Research Design: Interviews

The original interview data were collected from a sample of twelve (6 female) community college students and twenty (10 female) university students. Six students identified as Latino, nine students identified as African American, 16 students identified as White, and one student identified as Asian. Participants were recruited through on-campus student organizations. Using a phenomenological perspective (van Manen, 1984), based on the premise that the most meaningful reality is what one perceives it to be, the PI interviewed students individually to theoretical saturation, about their experiences with and understanding of experimentation. Students also completed a background questionnaire and a checklist assessing how frequently they participated in a variety of experimentation behaviors.

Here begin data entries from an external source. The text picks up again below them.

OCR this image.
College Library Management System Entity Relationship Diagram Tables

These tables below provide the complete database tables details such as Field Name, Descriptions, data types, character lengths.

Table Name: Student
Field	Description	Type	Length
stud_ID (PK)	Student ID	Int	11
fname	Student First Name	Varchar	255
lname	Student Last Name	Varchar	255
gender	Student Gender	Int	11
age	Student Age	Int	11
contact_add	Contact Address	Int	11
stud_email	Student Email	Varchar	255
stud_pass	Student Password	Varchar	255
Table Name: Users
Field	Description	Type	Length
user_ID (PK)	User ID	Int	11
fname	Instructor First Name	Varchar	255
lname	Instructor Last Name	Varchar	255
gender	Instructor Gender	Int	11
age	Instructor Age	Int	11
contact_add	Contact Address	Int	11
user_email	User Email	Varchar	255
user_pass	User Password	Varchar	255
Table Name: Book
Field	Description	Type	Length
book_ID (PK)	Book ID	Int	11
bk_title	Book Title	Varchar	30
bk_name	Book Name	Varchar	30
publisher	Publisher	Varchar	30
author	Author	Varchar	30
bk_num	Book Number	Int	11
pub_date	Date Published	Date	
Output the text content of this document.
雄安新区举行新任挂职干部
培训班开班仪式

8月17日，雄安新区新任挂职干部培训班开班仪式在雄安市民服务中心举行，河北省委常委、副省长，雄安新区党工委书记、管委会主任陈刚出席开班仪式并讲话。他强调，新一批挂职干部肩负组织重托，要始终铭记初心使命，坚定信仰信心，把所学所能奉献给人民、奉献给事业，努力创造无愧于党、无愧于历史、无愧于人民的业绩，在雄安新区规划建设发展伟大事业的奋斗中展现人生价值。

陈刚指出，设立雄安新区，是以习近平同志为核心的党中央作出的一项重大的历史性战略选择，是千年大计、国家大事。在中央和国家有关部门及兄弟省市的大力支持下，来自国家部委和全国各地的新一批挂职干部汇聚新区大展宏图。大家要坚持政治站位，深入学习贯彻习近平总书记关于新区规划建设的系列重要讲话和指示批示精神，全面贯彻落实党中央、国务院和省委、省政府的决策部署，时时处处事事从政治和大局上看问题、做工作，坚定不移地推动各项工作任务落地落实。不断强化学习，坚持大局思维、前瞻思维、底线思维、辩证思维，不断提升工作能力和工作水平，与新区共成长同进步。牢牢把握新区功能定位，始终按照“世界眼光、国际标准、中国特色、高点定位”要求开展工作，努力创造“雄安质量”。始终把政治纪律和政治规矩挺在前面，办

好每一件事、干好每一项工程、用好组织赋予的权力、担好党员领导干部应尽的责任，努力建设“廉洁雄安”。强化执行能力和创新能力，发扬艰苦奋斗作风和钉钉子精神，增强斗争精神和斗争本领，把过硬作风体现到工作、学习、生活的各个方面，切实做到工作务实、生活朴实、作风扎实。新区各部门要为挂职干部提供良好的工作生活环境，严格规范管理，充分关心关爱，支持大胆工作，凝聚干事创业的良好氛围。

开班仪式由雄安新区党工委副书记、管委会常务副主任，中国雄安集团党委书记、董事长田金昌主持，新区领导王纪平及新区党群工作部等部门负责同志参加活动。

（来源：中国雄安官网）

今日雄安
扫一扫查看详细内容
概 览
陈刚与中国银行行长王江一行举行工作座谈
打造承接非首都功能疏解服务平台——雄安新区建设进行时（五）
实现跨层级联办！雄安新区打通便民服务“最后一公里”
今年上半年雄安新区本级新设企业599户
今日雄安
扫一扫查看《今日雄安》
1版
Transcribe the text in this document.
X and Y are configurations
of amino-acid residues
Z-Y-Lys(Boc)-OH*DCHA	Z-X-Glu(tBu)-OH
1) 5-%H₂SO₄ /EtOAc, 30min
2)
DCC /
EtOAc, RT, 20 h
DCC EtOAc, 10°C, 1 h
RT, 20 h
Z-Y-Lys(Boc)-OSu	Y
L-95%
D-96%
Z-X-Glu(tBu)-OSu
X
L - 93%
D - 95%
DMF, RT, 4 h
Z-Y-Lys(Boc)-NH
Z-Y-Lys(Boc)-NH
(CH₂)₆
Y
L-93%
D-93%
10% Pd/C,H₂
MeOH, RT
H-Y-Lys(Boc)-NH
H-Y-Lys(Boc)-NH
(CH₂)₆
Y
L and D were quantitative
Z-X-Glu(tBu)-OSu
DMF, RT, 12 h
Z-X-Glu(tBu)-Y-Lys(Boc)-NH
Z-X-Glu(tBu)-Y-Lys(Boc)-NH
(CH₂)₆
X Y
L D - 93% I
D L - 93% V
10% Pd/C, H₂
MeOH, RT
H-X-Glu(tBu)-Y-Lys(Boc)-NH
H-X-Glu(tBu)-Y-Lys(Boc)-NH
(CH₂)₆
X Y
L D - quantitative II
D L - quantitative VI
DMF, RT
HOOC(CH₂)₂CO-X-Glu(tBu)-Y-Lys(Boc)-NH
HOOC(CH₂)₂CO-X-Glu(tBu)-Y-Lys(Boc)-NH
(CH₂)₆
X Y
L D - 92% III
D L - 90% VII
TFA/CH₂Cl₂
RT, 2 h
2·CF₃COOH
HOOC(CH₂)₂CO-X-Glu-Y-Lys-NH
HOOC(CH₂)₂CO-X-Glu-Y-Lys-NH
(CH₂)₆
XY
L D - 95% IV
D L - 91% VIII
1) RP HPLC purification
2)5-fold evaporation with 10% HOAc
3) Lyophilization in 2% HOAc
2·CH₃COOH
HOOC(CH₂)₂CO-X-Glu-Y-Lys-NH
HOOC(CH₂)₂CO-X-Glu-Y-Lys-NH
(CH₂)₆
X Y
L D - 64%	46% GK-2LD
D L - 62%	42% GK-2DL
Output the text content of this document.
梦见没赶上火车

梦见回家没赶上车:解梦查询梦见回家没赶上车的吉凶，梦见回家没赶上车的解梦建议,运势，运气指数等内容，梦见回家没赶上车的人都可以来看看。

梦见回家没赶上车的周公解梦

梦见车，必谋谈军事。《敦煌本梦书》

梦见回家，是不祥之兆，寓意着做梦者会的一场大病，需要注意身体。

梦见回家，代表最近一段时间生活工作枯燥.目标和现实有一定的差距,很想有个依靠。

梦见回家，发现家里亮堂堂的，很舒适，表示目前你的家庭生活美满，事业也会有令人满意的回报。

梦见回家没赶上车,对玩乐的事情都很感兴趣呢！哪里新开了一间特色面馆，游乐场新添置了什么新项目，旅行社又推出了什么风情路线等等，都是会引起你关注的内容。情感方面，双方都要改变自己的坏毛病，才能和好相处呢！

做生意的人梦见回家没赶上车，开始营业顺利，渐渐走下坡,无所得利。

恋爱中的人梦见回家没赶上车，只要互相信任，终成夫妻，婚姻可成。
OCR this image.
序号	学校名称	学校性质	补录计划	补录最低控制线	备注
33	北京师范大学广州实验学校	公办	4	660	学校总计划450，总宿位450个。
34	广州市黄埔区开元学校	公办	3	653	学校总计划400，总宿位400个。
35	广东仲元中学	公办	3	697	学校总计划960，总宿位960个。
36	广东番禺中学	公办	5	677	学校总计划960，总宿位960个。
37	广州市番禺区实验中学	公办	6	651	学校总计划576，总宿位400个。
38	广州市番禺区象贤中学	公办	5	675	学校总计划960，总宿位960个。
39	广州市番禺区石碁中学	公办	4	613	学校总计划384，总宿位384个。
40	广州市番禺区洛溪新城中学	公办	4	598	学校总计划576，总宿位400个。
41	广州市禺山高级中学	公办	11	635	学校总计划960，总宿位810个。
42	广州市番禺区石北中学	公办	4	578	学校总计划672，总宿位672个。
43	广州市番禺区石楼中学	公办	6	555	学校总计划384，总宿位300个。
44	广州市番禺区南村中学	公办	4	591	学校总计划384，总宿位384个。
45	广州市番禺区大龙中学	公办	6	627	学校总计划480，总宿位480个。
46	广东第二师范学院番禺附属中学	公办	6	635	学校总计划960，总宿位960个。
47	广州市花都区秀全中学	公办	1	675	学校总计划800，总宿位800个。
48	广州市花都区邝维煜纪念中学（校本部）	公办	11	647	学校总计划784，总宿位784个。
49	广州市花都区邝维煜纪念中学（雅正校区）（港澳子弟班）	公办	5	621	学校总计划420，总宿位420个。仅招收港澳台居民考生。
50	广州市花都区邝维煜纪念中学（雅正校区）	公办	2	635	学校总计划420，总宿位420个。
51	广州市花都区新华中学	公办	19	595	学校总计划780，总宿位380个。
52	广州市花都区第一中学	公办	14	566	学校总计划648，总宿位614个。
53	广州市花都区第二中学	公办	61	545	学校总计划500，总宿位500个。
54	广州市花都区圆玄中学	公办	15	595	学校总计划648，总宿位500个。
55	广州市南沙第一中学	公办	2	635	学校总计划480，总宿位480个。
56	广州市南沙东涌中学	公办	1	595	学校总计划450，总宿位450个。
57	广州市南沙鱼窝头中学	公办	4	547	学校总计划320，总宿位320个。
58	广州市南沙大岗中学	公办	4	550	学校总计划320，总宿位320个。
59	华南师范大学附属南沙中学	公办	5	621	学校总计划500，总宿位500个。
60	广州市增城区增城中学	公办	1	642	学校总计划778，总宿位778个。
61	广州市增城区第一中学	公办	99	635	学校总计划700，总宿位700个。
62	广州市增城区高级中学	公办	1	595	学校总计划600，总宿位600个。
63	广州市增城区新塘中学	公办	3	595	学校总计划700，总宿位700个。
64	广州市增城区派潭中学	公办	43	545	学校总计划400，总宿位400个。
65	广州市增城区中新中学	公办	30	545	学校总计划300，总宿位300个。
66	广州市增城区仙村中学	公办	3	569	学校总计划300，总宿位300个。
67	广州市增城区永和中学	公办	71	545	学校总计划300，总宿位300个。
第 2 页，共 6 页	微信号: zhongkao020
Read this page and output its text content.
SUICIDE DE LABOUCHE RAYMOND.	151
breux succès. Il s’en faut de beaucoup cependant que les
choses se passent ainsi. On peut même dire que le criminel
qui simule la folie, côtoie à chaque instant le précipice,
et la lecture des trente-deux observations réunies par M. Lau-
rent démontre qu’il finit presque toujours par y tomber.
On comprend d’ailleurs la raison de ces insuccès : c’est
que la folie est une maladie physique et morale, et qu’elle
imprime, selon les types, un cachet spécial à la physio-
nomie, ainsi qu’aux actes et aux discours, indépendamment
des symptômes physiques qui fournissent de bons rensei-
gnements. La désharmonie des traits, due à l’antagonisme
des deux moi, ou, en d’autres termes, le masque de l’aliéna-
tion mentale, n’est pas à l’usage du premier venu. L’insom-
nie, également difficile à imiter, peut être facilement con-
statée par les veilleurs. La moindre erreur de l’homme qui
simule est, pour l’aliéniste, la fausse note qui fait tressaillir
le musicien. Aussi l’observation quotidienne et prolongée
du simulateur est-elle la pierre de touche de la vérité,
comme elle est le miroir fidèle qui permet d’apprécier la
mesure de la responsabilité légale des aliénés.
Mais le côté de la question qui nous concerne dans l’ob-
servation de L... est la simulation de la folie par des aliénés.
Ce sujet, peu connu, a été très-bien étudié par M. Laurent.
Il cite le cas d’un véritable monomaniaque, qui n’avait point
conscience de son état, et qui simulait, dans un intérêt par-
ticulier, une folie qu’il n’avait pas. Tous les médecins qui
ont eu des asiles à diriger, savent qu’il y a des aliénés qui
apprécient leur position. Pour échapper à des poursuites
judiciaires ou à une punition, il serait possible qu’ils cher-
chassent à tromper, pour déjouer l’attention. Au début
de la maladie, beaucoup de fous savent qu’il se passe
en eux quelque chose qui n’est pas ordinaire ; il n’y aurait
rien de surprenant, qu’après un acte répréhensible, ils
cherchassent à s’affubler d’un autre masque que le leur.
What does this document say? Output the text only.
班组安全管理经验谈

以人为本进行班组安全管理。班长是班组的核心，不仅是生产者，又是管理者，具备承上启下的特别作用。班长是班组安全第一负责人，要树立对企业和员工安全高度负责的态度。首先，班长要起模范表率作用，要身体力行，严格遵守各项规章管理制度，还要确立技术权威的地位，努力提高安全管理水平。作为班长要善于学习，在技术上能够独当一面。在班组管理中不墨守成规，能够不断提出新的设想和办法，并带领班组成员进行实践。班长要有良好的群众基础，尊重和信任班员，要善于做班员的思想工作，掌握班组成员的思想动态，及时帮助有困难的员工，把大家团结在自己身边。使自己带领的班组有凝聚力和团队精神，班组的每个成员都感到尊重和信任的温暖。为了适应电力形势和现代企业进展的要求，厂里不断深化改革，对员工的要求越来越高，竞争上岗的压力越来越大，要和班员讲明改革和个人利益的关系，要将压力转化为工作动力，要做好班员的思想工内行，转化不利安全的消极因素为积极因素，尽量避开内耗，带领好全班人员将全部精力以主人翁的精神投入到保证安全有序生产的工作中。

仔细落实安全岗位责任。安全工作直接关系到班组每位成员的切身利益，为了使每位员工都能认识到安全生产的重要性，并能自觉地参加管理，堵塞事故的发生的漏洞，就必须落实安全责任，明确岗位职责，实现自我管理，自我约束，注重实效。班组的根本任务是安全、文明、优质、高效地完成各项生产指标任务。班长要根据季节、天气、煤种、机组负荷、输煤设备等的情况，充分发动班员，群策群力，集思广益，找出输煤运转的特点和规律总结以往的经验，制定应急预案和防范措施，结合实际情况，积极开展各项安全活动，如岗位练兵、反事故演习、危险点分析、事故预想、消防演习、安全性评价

Analyses revealed that from the perspective of college students, there is a clear distinction between experimentation and risk-taking. Students described a deliberate and functional process of experimentation. To the contrary, they described risk-taking to be less likely to be planned and more often to involve having something to lose or compromise. Further, from their perspective, substance use, alcohol use, and sexual activity, behaviors that have typically been identified as negative risk-taking, are most often purposeful, affording them positive developmental opportunities (Dworkin, 2005). Students also described a deliberate and functional process of experimenting with eight behavioral domains: academic activities, substance and alcohol use, social activities, sexual activity, intimate relationships, extracurricular activities, religion, and politics, as they worked to figure out who they are.